Nossa Senhora D`aqui

Por: Juliana Gomes | Em: 5 / agosto / 2015

Kafka em seu diário diz: “Não se fará nunca um menino entender que a noite fica bem no meio de uma história cativante, não se fará jamais que ele entenda, por uma demonstração para ele mesmo, que é preciso interromper sua leitura e ir se deitar.” E foi o que eu, uma mulher de quase 40 anos, fiz ao ler o novo livro da escritora paranaense Luci Collin, “Nossa senhora D`aqui”. Não dormi, passei a noite e metade de um domingo saboreando a leitura.

Inicialmente achei que poderia ser muito regional e mesmo eu sendo de Curitiba, não me apegaria ao texto, mas logo no início isso se desfaz quando ela cita os diferentes povo de Lá que vieram morar Aqui. Essas palavras Aqui e Lá se tornam realmente importantes ao pensarmos nos estrangeiros que vieram morar no Brasil, do sul ao nordeste do país. O livro não possui apenas um narrador e muitas vezes a mesma cena será contada por diferentes vozes, cada um a sua versão da história.

Frau Homera Kortmann, a protagonista, pode nos confundir com as impressões das pessoas sobre ela e como ela também se vê.  A família a vê quase como má, já as pessoas do lugarejo a veem como alguém agradável e gentil. Um protagonismo singelo, na verdade, e através desse labirinto familiar.

E a autora nos oferece um enredo que me lembrou muito o poema de Carlos Drummond de Andrade, “Quadrilha”:

“João amava Teresa que amava Raimundo

que amava Maria que amava Joaquim que amava Lili

que não amava ninguém.

João foi para os Estados Unidos, Teresa para o convento,

Raimundo morreu de desastre, Maria ficou para tia,

Joaquim suicidou-se e Lili casou com J. Pinto Fernandes

que não tinha entrado na história”

O livro nos mostra personagens sem conexão num primeiro momento e apesar das nacionalidades diferentes o lugar acaba sendo o mesmo, há Indolá e Nê. Há a mulher poderosa que troca o marido pelo funcionário bonitão ou a solteirona que julga a moça que recebe visitas masculinas, mas esquece de que ela gasta em coisas que não vai usar para ocupar um espaço e se sentir menos solitária. Uma versão “quase” romântica de relacionamentos reais e atuais do mundo contemporâneo.

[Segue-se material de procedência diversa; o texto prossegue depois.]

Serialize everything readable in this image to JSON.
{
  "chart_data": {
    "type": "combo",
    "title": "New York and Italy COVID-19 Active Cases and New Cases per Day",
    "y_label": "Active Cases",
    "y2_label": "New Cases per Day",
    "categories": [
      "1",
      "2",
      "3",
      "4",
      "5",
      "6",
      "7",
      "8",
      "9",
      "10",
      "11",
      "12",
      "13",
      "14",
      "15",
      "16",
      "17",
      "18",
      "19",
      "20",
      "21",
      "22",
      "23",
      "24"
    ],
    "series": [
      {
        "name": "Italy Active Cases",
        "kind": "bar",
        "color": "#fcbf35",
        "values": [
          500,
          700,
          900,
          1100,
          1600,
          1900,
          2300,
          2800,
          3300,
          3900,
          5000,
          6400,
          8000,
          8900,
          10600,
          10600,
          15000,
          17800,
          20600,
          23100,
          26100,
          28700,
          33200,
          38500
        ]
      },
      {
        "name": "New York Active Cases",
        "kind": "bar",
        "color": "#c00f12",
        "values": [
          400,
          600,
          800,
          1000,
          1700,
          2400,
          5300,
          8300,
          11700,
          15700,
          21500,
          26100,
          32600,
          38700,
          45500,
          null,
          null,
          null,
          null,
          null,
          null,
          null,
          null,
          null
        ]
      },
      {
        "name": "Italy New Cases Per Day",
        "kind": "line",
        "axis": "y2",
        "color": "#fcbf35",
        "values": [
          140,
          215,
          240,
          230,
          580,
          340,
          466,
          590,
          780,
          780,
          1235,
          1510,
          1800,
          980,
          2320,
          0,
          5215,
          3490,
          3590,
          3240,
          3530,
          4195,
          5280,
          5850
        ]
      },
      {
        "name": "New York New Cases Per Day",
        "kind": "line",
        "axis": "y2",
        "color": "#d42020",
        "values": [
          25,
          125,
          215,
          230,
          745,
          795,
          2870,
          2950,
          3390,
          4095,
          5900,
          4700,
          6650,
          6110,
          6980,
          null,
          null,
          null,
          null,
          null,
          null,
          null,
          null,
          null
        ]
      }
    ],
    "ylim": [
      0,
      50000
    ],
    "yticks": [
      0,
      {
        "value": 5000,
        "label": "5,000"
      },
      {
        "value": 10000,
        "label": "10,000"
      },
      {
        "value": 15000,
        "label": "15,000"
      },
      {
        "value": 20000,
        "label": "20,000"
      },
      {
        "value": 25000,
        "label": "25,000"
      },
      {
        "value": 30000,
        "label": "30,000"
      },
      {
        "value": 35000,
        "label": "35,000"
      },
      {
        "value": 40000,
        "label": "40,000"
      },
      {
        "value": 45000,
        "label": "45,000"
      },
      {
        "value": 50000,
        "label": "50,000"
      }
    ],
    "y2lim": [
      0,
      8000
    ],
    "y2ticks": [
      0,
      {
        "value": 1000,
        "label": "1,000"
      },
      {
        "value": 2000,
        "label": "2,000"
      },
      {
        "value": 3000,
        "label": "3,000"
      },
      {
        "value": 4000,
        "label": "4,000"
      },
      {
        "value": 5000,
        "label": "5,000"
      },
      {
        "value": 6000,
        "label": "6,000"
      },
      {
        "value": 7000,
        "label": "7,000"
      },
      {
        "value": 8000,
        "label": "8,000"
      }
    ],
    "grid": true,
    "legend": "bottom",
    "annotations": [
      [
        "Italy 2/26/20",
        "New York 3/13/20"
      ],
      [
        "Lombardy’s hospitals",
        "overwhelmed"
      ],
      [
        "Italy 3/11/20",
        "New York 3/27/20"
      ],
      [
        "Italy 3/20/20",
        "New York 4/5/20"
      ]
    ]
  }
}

“Nossa senhora d`aqui” é um romance com nuances de dia a dia. Parece que estou vendo minha mãe catarinense e nossa família discutindo as coisas cotidianas, e brigando pelos motivos mais banais possíveis. Esse romance pode ser da minha vida, do meu vizinho chinês que sempre recebe visitas exóticas ou mesmo do porteiro, que precisa da identificação para deixar o morador entrar, mesmo que o conheça.

E como a autora nos diz no trecho abaixo, talvez um romance de silêncios:

“Espaços, também pode ser, ou silêncios entre a sacrossanta cortina da repartição, da visualização, do que é vira-latas, dos que não ganharão medalhas, dos que nem foram convidados. Dos que não sairão do lugar. E as palavras que não aparecem contra a luz. Sobretudo.

O mínimo da palavra é o som do gelo sobre a superfície.”

Nunca li os poemas da Luci e apenas seu romance. É preciso ler mais Luci e ter mais sopros de metáforas e analogias que parecem simples, e por isso mesmo são brilhantes.

No dia 06.08 haverá debate sobre o livro na Livraria Arte e Letra com a presença da autora. Saiba mais.

P.S. A foto é da estrada em Fraiburgo, interior de Santa Catarina, onde ainda mora boa parte da família da minha mãe.